We host data for an auditing service. Every few months, a new audit comes out with similar questions to previous audits of the same category. Since questions can change verbiage and number, we store each question in each audit separately (we do link them through a "related_questions" table).
audits
id | name | passing_score |
---|---|---|
1 | audit_1 | 100 |
2 | audit_2 | 150 |
questions
id | audit_id | text |
---|---|---|
1 | 1 | q1 |
2 | 1 | q2 |
3 | 2 | q1 |
4 | 2 | q2 |
We then have a surveys and responses table. Surveys are the overall response to an audit, while responses store the individual responses to each question.
surveys
id | audit_id | overall_score | pass |
---|---|---|---|
1 | 1 | 120 | true |
2 | 1 | 95 | false |
3 | 2 | 200 | true |
4 | 2 | 100 | false |
responses
id | survey_id | question_id | score |
---|---|---|---|
1 | 1 | 1 | 60 |
2 | 1 | 2 | 60 |
3 | 2 | 1 | 60 |
4 | 2 | 2 | 35 |
5 | 3 | 3 | 100 |
6 | 3 | 4 | 100 |
7 | 4 | 3 | 50 |
8 | 4 | 4 | 50 |
The analyze threshold is base threshold + scale factor * number of tuples
. The problem with this is that once an audit has finished (after a few months), we'll never receive new surveys or responses for that category of data. The new data that comes in is conceptually all that needs to be analyzed. All data is queried, but the new data has the most traffic.
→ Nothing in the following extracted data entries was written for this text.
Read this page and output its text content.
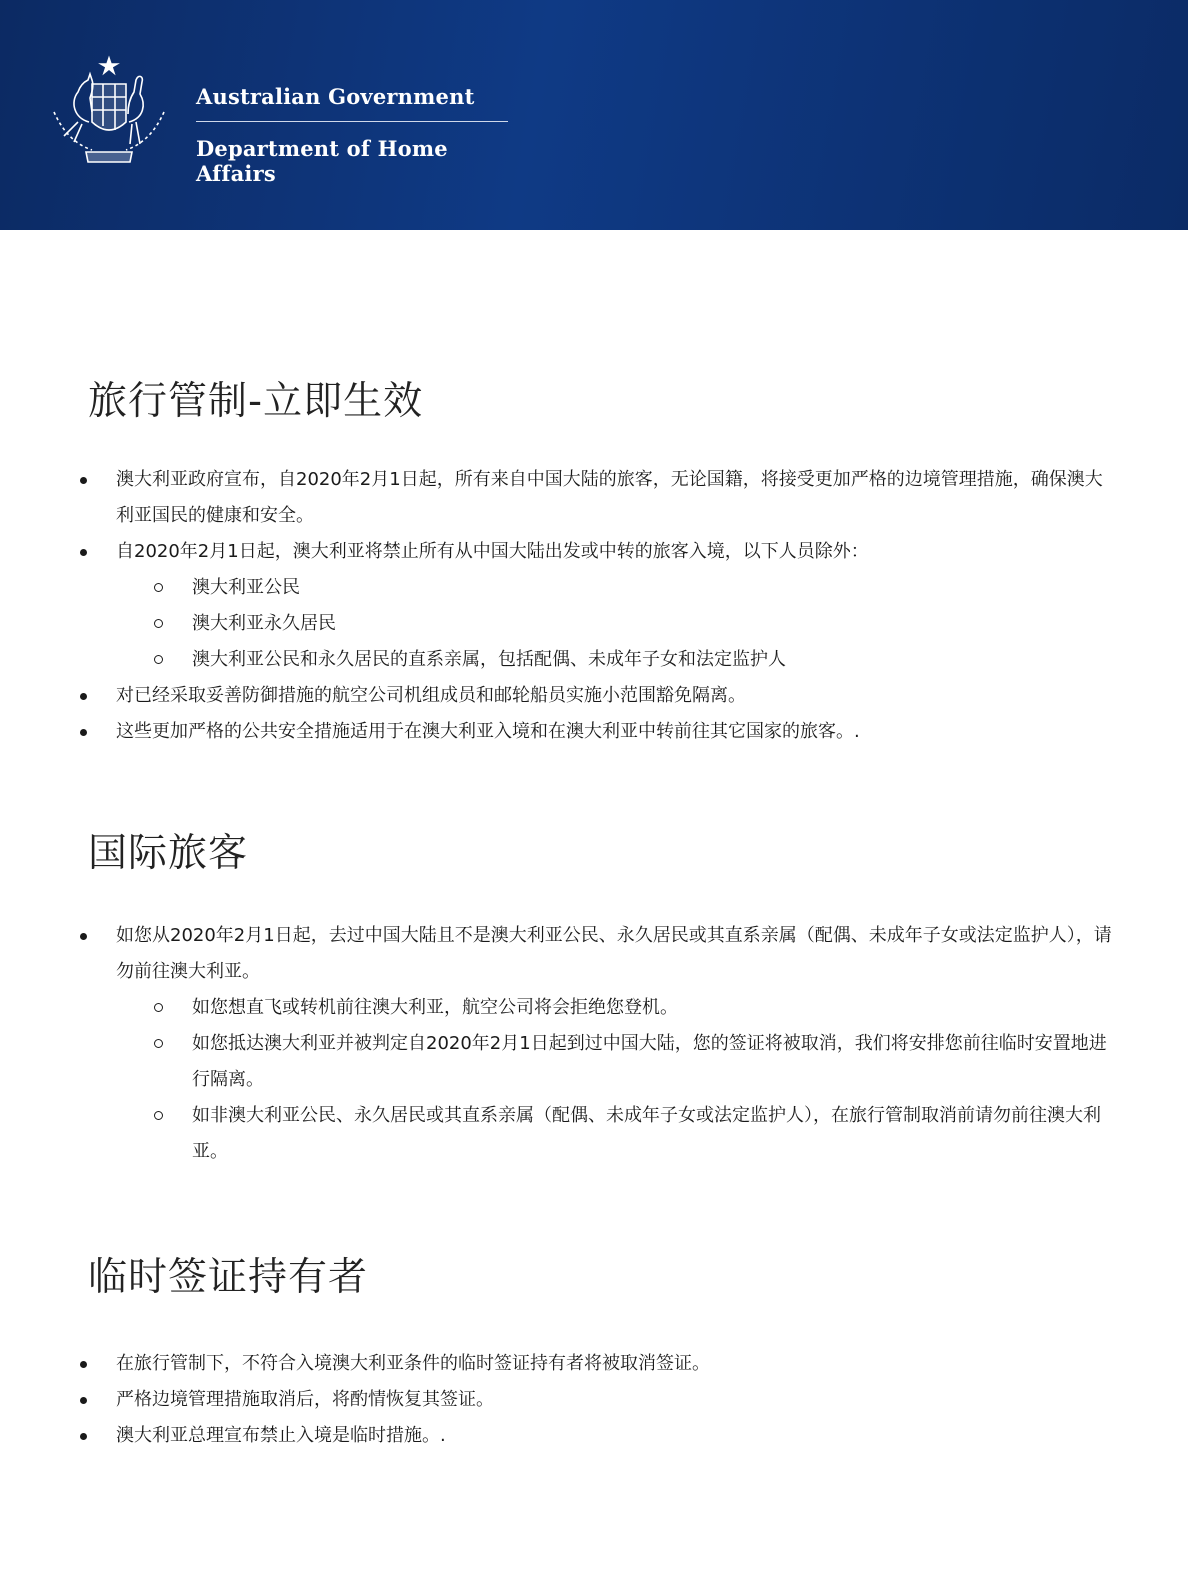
Australian Government
Department of Home Affairs
旅行管制-立即生效
澳大利亚政府宣布，自2020年2月1日起，所有来自中国大陆的旅客，无论国籍，将接受更加严格的边境管理措施，确保澳大利亚国民的健康和安全。
自2020年2月1日起，澳大利亚将禁止所有从中国大陆出发或中转的旅客入境，以下人员除外：
澳大利亚公民
澳大利亚永久居民
澳大利亚公民和永久居民的直系亲属，包括配偶、未成年子女和法定监护人
对已经采取妥善防御措施的航空公司机组成员和邮轮船员实施小范围豁免隔离。
这些更加严格的公共安全措施适用于在澳大利亚入境和在澳大利亚中转前往其它国家的旅客。.
国际旅客
如您从2020年2月1日起，去过中国大陆且不是澳大利亚公民、永久居民或其直系亲属（配偶、未成年子女或法定监护人），请勿前往澳大利亚。
如您想直飞或转机前往澳大利亚，航空公司将会拒绝您登机。
如您抵达澳大利亚并被判定自2020年2月1日起到过中国大陆，您的签证将被取消，我们将安排您前往临时安置地进行隔离。
如非澳大利亚公民、永久居民或其直系亲属（配偶、未成年子女或法定监护人），在旅行管制取消前请勿前往澳大利亚。
临时签证持有者
在旅行管制下，不符合入境澳大利亚条件的临时签证持有者将被取消签证。
严格边境管理措施取消后，将酌情恢复其签证。
澳大利亚总理宣布禁止入境是临时措施。.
If 10% is the ideal scale factor for today and analyze autoruns once every week, a couple years from now analyze may autorun once every 4 months due to the number of tuples. This is problematic when the past 3 months of data is for questions that the analyzer has never seen and so there are no helpful stats for the query planner on this data.
We could set the scale factor extremely low for this table, but that seems like a cheap solution that could cause issues in the future.
If you have a constant data modifications rate, setting autovacuum_analyze_scale_factor
to 0 for that table and only using autovacuum_analyze_threshold
is a good idea.